4pi * (6335.437 + 800)^2 = 639 million square kilometers

1 square km = 1000 * 1000 = 1 million square meters

Now, say there are 10000 satellites in the height, and say they are as big as 100 square meters, now, they would occupy:

10000 * 100 / (639 * 1 million * 1 million) = 1.56/1 billionth area of the entire orbit. Now, say the destroyed satellites breaks into 1000 pieces, that just increases the probilitiy to 1.56 to 1 million -- you are far more likely to be hit by a car than one of these 10000 satellites being hit by a fragement.

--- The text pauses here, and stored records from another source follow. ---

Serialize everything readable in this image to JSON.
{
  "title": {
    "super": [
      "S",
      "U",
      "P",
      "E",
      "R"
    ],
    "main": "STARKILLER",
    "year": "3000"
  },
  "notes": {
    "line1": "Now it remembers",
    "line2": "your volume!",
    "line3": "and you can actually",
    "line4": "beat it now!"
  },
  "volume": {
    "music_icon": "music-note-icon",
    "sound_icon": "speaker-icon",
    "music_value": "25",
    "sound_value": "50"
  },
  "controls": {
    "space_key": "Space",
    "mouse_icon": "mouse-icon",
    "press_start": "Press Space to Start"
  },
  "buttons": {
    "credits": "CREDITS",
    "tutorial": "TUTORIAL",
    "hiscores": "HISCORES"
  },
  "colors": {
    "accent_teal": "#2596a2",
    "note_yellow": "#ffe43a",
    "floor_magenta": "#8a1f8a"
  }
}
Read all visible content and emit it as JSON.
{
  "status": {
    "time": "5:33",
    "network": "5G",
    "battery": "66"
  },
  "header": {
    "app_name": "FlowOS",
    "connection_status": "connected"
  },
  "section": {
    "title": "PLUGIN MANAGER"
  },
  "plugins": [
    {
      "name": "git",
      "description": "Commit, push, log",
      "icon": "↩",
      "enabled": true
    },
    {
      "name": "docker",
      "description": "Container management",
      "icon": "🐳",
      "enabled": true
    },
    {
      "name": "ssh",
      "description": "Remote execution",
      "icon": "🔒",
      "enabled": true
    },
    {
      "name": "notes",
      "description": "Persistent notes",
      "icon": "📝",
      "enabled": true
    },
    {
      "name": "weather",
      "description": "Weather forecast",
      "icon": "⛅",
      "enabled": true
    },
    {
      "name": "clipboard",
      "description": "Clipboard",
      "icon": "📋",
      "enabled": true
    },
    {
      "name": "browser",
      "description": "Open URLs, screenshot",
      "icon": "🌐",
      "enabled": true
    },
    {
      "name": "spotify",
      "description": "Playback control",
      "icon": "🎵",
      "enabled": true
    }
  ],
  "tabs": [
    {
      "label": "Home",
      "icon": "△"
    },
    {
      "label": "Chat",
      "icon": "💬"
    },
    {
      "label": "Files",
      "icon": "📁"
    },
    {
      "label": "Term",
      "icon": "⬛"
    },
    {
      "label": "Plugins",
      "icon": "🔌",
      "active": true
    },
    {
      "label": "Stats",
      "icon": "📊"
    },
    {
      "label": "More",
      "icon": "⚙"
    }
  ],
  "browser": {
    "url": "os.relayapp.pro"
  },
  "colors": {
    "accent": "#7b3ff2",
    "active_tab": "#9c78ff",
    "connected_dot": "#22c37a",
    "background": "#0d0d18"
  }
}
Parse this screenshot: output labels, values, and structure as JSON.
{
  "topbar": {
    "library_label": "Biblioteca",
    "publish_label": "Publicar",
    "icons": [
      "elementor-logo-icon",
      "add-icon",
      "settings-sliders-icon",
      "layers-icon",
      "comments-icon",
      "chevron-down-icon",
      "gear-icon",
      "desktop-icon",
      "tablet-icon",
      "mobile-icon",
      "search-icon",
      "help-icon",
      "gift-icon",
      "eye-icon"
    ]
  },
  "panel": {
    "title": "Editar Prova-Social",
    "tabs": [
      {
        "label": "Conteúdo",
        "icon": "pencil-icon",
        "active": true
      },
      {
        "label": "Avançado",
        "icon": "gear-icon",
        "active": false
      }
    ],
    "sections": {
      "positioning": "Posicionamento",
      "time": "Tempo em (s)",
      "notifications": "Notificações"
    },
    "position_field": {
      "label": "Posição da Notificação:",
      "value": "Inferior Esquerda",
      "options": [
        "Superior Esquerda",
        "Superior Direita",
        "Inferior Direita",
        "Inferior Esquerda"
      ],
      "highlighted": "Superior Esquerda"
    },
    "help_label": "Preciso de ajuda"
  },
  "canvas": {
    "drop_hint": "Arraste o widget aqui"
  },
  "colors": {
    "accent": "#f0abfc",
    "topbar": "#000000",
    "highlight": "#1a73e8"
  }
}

Now, remember the calculation is done in the worst case scenario. Most likely, there aren't 10000 satellites on 800KM orbit, most likely, none of the satellites are as big as 30 meters by 30 meters, most likely, most of the fragments are in different orbits, so the actual probability of any satellite being damaged as most likely orders of magnitude smaller than 1.56 to 1 million. The chance of one of these fragments hitting a missle or spaceship or an astronaut at random is even slimer.

Anonymous said...

China and Russia both tried to get US to join the space peace initiative, but Bush declined, citing the principle of "free action".

So now we are complaining about ASAT test and debris. Let's not forget US did the same test in 1985. Those debris must still be in the space menacing others, no?